Oireachtas Joint and Select Committees

Tuesday, 13 December 2016

Select Committee on Housing, Planning, Community and Local Government

Planning and Development (Housing) and Residential Tenancies Bill 2016: Committee Stage (Resumed)

2:10 pm

Photo of Eoin Ó BroinEoin Ó Broin (Dublin Mid West, Sinn Fein) | Oireachtas source

When I break my own rules on acronyms, it always goes wrong. I meant the Ireland Strategic Investment Fund. A 4% annual return is reasonable. From what I can see, the Minister has not provided for 4% annual return. It is 4% in the first year, effectively 8% from base point in the second year and 12% in the third year. So it is a significantly higher level once a landlord passes that third year. This assumes that landlords in Dublin and Cork do as we expect them to do, which is to take the full 4%.

In a market where the landlords and in particular the investors are already getting a healthy return, they are getting a further rate of return well above what other investors in other areas of activity would get. I do not understand the logic for that and I ask the Minister to explain it to me.

In addition a significant portion of renters simply cannot afford more rent. While on paper 4% sounds better than 8%, or 12% over three years is better than the 26% over two years that Davy estimated, if the Minister is going to facilitate that additional cost, it has a big financial implication for families. For example, a family renting the average family home in Dublin at €1,500, would have to pay an extra €4,500 over the three years.

In arguing against using the consumer price index, the Minister said that part of the problem is that it would not allow any rent increases. That is precisely the point. These families cannot take any extra rent increase. At a time when the market is already providing healthy yields, I do not understand. In the Second Stage debate I heard the general argument. However, based on the detail of what the Minister announced today, I do not accept the logic of it.
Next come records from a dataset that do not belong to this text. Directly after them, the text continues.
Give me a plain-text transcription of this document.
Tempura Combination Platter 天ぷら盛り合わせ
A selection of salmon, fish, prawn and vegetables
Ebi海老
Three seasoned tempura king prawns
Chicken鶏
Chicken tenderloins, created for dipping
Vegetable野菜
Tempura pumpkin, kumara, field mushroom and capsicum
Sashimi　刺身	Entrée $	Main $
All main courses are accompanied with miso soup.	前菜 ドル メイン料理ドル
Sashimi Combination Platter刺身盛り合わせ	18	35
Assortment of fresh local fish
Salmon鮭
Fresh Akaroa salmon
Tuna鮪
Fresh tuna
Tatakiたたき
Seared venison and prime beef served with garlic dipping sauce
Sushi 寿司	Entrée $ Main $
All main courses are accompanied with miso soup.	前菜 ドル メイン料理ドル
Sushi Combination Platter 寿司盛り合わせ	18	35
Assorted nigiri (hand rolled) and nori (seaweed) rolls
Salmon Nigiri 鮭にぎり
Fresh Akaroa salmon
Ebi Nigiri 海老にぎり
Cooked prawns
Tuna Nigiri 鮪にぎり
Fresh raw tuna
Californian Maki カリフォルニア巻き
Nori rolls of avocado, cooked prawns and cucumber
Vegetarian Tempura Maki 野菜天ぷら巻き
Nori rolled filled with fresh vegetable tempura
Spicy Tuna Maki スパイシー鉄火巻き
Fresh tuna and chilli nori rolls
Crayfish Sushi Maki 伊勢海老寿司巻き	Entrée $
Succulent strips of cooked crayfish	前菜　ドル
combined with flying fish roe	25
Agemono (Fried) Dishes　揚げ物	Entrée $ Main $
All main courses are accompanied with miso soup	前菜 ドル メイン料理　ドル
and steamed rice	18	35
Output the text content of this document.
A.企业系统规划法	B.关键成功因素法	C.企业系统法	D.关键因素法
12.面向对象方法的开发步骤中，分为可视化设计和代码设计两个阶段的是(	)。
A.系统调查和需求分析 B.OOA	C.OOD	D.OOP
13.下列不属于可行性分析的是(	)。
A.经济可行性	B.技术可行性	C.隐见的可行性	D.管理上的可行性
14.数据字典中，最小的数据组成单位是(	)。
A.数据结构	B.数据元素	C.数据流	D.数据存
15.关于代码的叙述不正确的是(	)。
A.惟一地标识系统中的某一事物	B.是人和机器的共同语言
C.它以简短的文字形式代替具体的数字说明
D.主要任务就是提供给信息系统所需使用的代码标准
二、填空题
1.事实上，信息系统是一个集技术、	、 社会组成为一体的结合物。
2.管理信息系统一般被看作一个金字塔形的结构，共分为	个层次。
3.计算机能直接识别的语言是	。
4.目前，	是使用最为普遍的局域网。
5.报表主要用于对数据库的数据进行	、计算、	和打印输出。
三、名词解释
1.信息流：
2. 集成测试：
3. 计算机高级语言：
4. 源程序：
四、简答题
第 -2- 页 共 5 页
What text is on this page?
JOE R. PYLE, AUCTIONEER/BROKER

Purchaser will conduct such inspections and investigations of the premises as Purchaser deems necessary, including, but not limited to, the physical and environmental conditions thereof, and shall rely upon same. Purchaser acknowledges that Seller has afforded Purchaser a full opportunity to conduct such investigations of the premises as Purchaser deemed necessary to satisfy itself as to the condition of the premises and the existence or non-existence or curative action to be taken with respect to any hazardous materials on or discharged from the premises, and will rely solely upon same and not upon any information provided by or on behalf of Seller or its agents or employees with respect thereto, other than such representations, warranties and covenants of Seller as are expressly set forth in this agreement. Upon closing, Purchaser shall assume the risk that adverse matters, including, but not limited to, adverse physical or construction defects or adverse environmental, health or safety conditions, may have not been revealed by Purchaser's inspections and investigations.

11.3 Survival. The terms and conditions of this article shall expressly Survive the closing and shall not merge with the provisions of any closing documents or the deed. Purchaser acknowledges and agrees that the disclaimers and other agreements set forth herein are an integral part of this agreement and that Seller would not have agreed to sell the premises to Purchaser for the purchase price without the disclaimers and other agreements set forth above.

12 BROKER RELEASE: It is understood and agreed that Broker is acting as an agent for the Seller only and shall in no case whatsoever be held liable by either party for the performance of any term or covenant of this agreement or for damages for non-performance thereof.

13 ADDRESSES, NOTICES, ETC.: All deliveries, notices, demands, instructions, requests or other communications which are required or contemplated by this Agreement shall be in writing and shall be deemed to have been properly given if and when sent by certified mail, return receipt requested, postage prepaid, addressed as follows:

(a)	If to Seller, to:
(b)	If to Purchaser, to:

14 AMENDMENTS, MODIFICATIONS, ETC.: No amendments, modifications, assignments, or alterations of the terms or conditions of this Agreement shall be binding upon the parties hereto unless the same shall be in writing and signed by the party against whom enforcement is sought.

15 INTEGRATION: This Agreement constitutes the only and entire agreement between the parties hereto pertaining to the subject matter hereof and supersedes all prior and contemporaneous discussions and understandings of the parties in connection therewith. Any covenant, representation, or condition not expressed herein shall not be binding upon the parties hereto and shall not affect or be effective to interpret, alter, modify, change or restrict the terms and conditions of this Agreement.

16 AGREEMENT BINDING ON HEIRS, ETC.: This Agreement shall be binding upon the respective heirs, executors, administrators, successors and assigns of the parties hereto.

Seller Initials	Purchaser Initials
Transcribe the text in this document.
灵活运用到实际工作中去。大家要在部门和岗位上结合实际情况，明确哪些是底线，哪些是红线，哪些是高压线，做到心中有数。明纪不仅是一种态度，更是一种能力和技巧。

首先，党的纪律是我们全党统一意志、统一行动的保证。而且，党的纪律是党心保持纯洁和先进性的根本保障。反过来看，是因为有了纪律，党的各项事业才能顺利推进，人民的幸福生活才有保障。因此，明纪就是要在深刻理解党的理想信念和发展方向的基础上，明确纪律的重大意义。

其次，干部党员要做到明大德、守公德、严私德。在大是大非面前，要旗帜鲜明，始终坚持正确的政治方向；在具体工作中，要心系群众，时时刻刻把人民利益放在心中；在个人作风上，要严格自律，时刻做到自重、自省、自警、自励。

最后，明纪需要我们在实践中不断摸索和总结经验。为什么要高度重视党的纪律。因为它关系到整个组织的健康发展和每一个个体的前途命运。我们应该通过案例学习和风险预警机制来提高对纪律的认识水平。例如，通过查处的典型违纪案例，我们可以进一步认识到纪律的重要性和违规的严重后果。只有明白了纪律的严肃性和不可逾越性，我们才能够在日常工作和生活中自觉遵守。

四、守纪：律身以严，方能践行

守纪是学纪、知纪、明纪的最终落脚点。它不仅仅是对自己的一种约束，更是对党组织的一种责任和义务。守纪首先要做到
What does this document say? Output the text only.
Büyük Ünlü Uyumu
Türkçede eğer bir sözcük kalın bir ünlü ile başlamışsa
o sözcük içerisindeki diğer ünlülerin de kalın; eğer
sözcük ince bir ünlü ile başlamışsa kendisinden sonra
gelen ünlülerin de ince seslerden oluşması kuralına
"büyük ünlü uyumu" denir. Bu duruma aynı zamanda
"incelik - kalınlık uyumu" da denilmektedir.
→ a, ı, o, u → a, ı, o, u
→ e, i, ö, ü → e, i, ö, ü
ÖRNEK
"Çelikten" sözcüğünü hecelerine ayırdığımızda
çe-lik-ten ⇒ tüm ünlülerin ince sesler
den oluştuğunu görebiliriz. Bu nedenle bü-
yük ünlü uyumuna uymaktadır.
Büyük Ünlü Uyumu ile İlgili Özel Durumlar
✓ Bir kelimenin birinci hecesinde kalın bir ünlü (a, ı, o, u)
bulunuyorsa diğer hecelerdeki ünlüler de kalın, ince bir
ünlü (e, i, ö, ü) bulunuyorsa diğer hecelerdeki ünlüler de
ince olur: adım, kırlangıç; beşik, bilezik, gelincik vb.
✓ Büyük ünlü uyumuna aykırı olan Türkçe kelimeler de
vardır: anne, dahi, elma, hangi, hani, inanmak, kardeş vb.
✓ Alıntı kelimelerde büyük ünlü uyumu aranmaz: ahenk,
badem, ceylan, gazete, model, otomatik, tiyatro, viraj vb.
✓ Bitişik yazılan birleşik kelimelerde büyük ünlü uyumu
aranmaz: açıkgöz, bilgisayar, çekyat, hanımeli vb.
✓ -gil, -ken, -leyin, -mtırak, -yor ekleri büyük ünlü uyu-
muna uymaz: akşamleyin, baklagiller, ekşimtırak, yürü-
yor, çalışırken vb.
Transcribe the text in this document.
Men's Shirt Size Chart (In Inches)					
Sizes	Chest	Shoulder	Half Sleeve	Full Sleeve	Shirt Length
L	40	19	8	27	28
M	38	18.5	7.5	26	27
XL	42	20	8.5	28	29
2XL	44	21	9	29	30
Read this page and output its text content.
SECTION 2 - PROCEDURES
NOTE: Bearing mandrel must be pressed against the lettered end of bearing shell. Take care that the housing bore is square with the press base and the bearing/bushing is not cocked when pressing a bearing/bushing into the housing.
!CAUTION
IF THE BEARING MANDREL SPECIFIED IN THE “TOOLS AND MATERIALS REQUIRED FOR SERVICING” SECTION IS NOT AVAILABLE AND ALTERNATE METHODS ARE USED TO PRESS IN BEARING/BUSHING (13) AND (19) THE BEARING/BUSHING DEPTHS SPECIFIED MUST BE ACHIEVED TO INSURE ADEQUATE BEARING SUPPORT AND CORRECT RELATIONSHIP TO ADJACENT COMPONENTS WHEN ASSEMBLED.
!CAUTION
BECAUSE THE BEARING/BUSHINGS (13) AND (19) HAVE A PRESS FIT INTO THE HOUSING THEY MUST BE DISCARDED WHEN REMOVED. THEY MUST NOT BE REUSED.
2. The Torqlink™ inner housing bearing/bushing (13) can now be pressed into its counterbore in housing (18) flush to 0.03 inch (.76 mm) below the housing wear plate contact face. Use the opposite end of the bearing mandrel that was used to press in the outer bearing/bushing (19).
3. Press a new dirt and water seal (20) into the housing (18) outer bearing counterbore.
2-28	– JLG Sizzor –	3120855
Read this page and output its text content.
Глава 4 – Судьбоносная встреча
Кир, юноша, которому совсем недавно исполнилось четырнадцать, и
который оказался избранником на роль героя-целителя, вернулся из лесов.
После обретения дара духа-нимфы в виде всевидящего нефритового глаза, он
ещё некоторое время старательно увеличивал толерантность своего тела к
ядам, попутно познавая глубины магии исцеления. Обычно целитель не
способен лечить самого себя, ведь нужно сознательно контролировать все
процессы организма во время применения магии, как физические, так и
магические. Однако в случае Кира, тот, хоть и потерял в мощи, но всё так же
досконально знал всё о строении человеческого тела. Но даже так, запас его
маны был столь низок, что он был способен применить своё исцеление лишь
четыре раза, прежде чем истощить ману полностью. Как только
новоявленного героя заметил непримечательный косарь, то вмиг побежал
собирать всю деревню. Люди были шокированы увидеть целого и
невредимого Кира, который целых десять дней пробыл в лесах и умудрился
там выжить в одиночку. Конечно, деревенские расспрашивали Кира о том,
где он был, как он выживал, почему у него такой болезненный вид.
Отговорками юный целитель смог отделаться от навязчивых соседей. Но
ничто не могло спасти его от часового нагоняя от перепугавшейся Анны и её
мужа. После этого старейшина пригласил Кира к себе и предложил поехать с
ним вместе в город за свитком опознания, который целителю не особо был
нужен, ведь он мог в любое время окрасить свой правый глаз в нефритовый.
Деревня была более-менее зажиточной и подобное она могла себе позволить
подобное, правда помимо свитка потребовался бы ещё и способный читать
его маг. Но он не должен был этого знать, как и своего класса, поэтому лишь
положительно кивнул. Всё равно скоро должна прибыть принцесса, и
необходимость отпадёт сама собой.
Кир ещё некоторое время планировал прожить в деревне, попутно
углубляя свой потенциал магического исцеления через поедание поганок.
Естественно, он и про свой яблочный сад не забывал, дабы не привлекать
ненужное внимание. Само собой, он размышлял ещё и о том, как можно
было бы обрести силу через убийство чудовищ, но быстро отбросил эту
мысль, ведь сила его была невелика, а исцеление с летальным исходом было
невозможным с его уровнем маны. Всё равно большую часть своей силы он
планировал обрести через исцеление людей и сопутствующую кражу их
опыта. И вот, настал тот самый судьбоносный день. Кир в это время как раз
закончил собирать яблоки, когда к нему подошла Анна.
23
I do not see evidence that a more constraining approach to rent inflation would have any negative impact on either existing levels of stock in the rental sector or future levels of investment.

I am also very concerned that by starting with Dublin city and county, and Cork, significant portions of the State are left out. I know the Minister has a mechanism in there, but for those other geographical areas to qualify for the scheme, their rents will have to increase to the rates in Dublin and Cork, which means that those people will have to suffer the more dramatic rent increases that people in Dublin and Cork have experienced in recent years and then be hit with a further 12% in three years.

I am expressing frustration. I know it is Fine Gael and that party does not like intervention in the market. If Deputy Noonan were not Minister for Finance, I am sure the Minister, Deputy Coveney, could get a better deal than the one he got.

However, based on the Minister's figures, this is a really bad deal for struggling renters and a really good deal for institutional investors. I will, therefore, press the amendment, although I do not want to get into the detail because we have already had that discussion. If the consumer price index is not the right index, that is fine, but this is not the right mechanism either. It will not provide the relief for struggling renting families or individuals that the Minister claimed today at the press conference.